Canada Failing To Stop Money Launderers Dealing With Iran, Critics Warn
Iranian-Canadian community leaders and anti-money laundering experts have told Canadian television station Global News that Ottawa is failing to police Toronto-based underground currency exchanges facilitating money transfers with Iran, which are sanctioned by the United States.
“I’m concerned about the volume of the exchange transfers from Iran without any monitoring by the Canadian government,” Reza Banai, a Toronto businessman and former president of the Iranian Canadian Congress, was quoted by Global News as saying on Wednesday [January 27]. “Because we know the Iranian economy is controlled by the Islamic Revolutionary Guards and lots of criminal money is infiltrating into the Iranian economy, in many means.”
A Global News investigation into Cameron Ortis, an alleged Royal Canadian Mounted Police (RCMP) mole arrested in 2019, has revealed a connection with Altaf Khanani, a money laundering kingpin with links to “foreign terrorist organizations and the Iranian regime.”

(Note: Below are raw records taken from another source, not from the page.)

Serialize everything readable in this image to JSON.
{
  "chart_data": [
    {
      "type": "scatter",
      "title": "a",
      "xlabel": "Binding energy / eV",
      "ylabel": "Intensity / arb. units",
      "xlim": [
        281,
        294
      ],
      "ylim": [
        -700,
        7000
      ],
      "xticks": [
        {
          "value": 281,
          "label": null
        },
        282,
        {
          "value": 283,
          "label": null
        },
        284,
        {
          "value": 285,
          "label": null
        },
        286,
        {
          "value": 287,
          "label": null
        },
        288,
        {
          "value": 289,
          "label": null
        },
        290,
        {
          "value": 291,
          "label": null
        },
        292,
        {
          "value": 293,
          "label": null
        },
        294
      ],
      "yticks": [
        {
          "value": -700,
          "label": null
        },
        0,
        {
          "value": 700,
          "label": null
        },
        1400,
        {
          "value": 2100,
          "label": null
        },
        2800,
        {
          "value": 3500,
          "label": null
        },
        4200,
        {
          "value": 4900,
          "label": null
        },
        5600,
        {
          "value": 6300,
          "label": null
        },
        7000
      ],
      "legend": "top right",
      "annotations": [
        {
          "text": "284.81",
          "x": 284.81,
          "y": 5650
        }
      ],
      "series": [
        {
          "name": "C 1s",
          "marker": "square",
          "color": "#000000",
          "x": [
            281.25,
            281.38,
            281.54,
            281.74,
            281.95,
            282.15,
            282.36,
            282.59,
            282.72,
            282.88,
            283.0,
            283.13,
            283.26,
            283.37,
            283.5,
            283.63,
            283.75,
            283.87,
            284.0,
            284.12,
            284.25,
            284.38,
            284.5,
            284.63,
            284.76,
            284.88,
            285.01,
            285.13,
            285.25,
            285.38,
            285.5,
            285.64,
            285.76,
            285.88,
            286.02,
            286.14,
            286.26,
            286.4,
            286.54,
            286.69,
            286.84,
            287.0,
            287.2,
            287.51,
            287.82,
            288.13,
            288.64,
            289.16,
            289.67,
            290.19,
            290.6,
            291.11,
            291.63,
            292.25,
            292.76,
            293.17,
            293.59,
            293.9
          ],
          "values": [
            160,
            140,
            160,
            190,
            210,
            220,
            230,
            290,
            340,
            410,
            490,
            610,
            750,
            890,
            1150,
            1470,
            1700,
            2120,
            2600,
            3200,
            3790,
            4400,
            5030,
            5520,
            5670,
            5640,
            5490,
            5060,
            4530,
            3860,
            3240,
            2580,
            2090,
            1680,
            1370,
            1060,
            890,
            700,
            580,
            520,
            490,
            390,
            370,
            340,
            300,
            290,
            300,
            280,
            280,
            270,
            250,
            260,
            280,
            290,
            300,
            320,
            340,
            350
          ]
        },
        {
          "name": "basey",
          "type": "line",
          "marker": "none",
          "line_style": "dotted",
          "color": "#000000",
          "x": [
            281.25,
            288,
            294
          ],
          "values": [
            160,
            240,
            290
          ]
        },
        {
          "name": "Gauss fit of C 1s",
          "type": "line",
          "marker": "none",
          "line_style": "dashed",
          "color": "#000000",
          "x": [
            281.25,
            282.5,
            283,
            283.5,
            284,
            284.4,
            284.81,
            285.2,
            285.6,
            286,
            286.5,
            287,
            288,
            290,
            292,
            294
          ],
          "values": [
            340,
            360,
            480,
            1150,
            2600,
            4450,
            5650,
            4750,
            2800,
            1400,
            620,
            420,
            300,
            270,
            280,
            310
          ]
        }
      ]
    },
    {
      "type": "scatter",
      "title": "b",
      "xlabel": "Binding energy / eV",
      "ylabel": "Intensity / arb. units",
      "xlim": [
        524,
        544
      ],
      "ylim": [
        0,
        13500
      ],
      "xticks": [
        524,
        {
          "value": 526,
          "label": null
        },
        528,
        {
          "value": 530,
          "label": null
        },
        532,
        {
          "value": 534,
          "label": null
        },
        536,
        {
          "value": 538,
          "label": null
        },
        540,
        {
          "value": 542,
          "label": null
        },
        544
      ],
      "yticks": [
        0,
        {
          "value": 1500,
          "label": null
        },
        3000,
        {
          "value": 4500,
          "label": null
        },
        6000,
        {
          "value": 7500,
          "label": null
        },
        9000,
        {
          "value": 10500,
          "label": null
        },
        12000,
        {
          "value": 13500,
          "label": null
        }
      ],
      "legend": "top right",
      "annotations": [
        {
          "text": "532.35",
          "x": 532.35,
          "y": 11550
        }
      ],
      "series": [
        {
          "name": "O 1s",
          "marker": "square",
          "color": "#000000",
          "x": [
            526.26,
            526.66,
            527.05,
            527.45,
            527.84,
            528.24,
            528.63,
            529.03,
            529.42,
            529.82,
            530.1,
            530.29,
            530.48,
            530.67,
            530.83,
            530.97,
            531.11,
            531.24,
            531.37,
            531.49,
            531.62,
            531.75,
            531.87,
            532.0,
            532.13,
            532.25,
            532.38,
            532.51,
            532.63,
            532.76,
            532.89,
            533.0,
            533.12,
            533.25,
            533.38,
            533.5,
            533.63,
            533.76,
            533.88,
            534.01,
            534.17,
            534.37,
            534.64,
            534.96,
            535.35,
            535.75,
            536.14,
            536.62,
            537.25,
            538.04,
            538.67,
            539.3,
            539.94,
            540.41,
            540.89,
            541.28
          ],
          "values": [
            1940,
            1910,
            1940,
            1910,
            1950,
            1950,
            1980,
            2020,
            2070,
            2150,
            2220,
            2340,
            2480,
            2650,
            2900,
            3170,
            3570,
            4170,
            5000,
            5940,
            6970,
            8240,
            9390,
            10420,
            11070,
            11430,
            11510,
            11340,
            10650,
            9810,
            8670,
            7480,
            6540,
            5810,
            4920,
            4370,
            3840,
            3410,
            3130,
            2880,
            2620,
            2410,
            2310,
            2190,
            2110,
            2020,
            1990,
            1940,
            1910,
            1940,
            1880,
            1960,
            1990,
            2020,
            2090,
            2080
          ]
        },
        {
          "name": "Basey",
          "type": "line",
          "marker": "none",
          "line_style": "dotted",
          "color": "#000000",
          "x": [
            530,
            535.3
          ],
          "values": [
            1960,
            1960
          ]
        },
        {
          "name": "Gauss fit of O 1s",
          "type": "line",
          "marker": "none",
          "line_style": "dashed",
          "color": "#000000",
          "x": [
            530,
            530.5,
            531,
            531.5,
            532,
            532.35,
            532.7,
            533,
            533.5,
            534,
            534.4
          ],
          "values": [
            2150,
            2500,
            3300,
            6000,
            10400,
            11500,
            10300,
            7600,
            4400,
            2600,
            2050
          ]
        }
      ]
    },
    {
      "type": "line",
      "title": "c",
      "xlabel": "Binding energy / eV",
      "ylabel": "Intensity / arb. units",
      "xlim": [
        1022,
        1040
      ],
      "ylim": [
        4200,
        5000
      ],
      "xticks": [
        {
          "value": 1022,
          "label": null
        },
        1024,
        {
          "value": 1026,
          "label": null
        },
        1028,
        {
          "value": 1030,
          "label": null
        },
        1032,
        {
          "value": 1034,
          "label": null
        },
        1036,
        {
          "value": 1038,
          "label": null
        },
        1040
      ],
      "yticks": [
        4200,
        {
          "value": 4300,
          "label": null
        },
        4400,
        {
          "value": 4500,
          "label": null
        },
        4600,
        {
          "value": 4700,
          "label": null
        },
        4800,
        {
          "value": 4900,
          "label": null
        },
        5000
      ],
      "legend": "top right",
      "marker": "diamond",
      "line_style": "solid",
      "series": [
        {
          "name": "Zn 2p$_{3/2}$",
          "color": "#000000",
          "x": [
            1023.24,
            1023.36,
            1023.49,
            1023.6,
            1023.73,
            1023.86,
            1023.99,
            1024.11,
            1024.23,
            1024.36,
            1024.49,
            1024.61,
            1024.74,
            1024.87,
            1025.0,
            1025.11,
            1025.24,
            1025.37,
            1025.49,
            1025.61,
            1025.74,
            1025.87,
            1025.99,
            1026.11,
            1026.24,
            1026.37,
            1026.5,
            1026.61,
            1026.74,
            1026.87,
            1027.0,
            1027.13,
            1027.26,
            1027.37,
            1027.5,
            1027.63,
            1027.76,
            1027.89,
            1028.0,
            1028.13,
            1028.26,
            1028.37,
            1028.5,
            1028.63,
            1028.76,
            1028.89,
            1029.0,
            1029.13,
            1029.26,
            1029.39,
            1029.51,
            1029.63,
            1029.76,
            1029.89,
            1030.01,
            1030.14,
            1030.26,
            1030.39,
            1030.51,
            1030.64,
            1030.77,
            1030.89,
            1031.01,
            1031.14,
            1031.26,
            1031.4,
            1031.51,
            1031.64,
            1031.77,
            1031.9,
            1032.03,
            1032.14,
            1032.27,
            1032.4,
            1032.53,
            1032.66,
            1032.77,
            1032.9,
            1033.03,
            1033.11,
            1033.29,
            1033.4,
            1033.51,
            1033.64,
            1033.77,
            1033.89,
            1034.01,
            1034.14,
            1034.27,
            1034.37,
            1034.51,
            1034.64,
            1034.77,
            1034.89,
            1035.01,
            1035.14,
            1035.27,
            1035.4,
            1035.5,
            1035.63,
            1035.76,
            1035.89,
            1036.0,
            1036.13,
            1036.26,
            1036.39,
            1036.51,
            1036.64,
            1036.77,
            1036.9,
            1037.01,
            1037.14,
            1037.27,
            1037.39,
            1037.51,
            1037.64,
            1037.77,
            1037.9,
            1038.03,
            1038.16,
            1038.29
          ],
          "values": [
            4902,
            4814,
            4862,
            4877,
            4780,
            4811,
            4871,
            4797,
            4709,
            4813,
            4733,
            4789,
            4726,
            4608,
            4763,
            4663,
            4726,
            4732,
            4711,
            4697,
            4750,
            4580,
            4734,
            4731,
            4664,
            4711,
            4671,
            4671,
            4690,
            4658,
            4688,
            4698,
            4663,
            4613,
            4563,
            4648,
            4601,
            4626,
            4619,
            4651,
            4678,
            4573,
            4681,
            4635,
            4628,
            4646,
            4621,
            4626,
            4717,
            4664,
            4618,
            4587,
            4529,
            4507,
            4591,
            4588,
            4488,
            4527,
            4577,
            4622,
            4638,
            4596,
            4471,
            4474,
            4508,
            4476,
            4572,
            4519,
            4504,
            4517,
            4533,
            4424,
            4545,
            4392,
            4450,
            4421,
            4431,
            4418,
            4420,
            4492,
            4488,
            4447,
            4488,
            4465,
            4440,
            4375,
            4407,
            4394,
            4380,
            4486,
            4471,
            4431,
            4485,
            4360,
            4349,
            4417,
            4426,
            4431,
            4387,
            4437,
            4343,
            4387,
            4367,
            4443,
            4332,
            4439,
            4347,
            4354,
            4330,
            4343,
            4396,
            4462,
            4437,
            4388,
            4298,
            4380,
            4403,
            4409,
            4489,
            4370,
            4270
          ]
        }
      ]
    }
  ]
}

“Hopefully [the Ortis case] should drive home the point that this is a serious crisis,” Kaveh Shahrooz, a lawyer and Liberal Party politician, told Global News. “The Iranian community needs to be protected from international money laundering and terrorist networks with ties to Iran.”
The administration of President Donald Trump sanctioned Iran’s financial system after it withdrew in 2018 from Iran’s 2015 nuclear deal with world powers, the JCPOA (Joint Comprehensive Plan of Action). Banking ties with Iran are also impeded by the intergovernmental Financial Action Task Force (FATF) placing Iran on a blacklist in February 2020.
Iran’s watchdog Expediency Council has since 2018 blocked the approval of two government anti-money laundering bills required to bring Iran in line with the FATF rules to ensure banking transparency. While President Hassan Rouhani supports the legislation, its principlist critics say it would compromise Iranian sovereignty, undermine self-reliance, and make Iran more vulnerable to punitive US action.
Sources including former RCMP anti-money laundering expert Garry Clement told Global News that Toronto had become an important channel for unofficial money exchanging through the Middle East going back to international banking sanctions imposed on Iran in 2010. Currency shops help Iranians and the Iranian regime evade sanctions, they told Global News.
In November Global News said it had obtained a CSIS (Canadian Security Intelligence Service) report from December 2019 which alleged a 44-year-old Iranian investor immigrant, Alireza Onghaei, had routed millions of dollars to Canada through Dubai, United Arab Emirates, to circumvent sanctions on Iran. According to CSIS, one transfer alone was for $600,000.
In a September 2020 article published on the website of the Washington-based think-tank and lobby group, Foundation for Defense of Democracies (FDD), Alireza Nader alleged that Canada was a major hub for Iran while the Canadian Prime Minister Justin Trudeau’s government pursued a “fruitless policy of engagement with Tehran.” The FDD argues that new US President Joe Biden should keep US sanctions imposed by Trump as “leverage.”